The difficulty in terms of measuring effectiveness is the difficulty all advocacy faces: proving your effectiveness to the investors who fund you. In a sense, EPRA's achievements have been more nebulous than those of, say, INREV. It has been national legislatures - not EPRA - that introduced REITs legislation, after all.

 

ould a focus on more, and more definite, products help? It depends on the products. Raitio might argue that INREV is acting - for example, in the area of investor education - only for investors in non-listed vehicles. But even if other associations launch their own investor information products, for their own sub-sectors, there will still likely be considerable overlap. It may be that inadequate information transforms into surplus information and leave investors no nearer a single, credible source for all things real estate.

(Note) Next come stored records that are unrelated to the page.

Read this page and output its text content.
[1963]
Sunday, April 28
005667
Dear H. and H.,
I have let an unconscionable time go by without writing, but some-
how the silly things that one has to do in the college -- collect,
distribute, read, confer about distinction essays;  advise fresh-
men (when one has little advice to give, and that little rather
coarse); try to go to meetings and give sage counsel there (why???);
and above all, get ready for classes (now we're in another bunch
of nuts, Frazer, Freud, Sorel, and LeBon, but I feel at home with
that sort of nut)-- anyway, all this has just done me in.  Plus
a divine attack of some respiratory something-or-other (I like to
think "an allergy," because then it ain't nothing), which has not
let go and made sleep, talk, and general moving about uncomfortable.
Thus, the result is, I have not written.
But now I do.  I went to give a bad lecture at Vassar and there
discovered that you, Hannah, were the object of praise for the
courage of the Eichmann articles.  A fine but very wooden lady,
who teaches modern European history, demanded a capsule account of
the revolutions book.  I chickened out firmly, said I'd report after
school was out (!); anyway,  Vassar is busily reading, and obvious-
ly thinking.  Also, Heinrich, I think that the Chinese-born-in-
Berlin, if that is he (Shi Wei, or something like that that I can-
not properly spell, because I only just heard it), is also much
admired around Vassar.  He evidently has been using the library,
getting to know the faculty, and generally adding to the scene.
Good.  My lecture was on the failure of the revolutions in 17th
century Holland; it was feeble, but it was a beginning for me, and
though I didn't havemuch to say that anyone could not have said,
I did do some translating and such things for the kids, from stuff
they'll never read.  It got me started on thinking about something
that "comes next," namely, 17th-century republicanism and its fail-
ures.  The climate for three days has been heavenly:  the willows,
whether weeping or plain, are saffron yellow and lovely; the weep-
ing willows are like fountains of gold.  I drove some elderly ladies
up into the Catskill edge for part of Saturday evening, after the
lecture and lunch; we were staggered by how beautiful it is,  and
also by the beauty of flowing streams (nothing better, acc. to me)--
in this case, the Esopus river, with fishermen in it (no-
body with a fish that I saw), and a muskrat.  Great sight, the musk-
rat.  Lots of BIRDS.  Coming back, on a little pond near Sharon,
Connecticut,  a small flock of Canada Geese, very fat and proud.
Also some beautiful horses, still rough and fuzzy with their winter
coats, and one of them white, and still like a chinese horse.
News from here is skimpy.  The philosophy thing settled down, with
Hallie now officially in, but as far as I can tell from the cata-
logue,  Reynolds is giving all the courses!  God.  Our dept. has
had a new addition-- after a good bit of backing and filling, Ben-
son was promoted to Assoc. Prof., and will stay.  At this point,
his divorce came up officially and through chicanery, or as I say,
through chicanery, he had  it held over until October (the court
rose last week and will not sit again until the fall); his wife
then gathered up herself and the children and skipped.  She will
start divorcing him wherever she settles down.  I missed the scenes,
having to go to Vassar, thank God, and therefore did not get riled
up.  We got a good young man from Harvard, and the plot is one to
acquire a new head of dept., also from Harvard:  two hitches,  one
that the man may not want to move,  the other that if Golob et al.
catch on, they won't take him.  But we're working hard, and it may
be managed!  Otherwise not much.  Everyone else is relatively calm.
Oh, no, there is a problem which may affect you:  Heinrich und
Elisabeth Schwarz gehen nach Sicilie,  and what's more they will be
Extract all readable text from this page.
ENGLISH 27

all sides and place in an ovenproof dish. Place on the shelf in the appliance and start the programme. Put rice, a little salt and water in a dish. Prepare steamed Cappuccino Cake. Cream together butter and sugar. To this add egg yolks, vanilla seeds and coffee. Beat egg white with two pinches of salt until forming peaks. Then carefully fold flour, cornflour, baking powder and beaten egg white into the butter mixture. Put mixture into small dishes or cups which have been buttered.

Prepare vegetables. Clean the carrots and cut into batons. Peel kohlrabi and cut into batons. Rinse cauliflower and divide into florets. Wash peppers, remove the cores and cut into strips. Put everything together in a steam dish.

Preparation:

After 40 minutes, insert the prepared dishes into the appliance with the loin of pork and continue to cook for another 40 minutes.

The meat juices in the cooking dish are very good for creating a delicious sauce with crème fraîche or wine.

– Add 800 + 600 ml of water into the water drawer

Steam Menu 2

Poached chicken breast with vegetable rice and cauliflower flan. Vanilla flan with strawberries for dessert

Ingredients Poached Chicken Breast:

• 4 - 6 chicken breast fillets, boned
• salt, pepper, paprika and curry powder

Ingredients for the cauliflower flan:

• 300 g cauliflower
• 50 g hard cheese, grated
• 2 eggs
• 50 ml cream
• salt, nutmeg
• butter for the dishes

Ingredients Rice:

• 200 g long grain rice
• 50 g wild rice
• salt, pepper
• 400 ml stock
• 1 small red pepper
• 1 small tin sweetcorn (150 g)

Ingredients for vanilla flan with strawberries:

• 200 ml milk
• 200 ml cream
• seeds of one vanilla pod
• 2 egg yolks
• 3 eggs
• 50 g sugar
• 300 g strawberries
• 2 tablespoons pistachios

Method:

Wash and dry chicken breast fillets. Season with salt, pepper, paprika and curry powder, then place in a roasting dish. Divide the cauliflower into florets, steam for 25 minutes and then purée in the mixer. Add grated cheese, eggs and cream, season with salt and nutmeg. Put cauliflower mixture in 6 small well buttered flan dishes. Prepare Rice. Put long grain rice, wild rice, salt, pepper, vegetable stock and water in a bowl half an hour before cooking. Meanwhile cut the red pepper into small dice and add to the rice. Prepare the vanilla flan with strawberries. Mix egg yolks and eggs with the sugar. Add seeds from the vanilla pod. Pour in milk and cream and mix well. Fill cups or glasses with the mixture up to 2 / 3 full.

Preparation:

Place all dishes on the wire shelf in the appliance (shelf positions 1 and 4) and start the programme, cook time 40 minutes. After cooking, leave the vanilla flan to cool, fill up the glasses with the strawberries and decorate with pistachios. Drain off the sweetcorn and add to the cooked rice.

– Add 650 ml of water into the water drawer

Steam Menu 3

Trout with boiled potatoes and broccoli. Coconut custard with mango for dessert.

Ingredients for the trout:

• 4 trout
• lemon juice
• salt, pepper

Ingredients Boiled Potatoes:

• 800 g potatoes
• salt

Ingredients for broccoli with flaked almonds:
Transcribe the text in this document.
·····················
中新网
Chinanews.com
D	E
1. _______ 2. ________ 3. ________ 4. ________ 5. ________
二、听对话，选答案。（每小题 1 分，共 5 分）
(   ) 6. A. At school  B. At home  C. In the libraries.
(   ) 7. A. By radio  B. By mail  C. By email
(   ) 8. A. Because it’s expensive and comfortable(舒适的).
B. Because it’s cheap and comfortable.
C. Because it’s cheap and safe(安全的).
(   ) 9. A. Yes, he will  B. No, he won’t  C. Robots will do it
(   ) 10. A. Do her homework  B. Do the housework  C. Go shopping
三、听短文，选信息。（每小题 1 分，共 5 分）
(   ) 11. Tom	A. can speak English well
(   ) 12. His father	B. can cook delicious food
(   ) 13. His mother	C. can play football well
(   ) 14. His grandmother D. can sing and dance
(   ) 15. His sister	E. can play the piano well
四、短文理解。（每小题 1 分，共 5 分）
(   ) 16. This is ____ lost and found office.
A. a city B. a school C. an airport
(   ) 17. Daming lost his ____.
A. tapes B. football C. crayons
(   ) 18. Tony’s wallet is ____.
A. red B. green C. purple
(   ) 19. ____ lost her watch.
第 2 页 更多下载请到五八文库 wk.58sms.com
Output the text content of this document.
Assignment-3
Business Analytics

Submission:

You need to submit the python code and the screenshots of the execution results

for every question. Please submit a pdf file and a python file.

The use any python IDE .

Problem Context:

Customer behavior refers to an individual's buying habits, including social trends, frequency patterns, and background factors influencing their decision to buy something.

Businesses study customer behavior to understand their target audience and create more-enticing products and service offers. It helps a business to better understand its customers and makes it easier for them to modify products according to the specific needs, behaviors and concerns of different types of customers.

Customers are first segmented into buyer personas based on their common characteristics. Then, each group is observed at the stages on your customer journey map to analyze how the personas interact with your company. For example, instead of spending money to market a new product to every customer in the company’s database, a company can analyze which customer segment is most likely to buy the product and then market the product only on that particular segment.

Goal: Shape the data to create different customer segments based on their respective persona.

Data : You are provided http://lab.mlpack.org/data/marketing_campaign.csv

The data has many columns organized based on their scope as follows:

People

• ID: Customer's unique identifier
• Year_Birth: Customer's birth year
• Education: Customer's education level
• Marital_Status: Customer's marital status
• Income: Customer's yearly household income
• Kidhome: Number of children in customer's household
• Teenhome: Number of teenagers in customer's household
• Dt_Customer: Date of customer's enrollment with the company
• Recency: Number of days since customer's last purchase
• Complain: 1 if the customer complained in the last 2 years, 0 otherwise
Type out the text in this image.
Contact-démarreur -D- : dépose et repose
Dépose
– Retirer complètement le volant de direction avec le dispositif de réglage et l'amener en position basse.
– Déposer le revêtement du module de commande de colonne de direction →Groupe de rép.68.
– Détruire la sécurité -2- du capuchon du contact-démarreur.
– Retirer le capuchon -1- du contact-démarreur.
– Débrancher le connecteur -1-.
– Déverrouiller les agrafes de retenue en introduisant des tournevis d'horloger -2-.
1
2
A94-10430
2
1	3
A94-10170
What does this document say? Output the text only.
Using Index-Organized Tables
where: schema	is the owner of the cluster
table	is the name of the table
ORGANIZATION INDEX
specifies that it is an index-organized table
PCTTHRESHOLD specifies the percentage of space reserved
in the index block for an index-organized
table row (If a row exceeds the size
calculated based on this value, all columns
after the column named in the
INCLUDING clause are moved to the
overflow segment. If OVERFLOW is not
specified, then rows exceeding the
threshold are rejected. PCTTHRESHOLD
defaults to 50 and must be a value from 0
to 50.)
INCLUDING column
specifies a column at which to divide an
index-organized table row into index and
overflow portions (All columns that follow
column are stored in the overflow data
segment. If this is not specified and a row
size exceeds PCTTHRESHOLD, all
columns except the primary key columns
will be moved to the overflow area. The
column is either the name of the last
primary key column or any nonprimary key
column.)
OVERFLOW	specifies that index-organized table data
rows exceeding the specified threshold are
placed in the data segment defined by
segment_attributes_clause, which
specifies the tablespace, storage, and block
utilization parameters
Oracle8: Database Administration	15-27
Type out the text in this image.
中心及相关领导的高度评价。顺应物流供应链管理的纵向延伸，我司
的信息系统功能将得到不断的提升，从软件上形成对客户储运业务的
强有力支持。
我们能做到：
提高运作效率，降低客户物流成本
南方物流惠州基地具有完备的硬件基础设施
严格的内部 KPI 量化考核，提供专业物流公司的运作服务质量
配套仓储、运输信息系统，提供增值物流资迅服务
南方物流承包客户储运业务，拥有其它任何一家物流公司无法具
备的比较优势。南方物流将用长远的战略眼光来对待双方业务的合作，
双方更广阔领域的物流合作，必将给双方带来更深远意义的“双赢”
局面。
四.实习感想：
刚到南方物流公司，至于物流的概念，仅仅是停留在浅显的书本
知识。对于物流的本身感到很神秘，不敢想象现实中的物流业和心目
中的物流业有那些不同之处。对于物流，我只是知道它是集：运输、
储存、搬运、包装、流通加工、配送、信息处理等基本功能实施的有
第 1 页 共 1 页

Faced with too many choices, two things could happen in the real estate market. The first is the emergence of a standard deemed more credible than the others - which will effectively mean duplicating organisations will have been wasting their time developing less credible ones. The second is that pension funds give up on the idea of ‘certifying' investor education altogether, which means all organisations will have been wasting their time. The process - of agreement or attrition - will likely be long.

Will the availability of increased vehicles benefit pension funds? Yes. But it is not about pension funds - at least not exclusively - and Hughes does not pretend that EPRA will attract a mass membership of institutional investors in the short term.

"As time goes by, more UK pension funds will join. We expect one or two Swedish pension funds, too. We'd like to see at least the top 20 pension funds with an active interest in real estate joining over the short to medium term.

"We like to think we encourage our members to become actively involved," he says, but of 190 current members only a handful are pension funds.

Even for more defined organisations such as INREV, the case needs to be made to investors that they will get sufficient services to justify both the cost and effort of membership.

"Among pension funds - yes, absolutely, there's demand, but also for more transparency across the industry. What I hope is that investors will consider joining," says Nielsen. "We have more than 50 investors already. But investors still have to learn about what they get. It will take time to get it known."

Satumalaij argues that it is up to pension funds themselves to set the agenda - and up to associations to push for the right aims in a fast-growing sector. The problem is that, apart from staff, the work as well as the will to change is constrained by members' capacity. For this reason - if not because once you've got members to work, you have to get them to agree to a common purpose - associations are unlikely to develop as rapidly as the market.

"Is there no hope for rapid change? It isn't that negative," says Satumalaij. The pace is just a fact of life. It won't move that fast."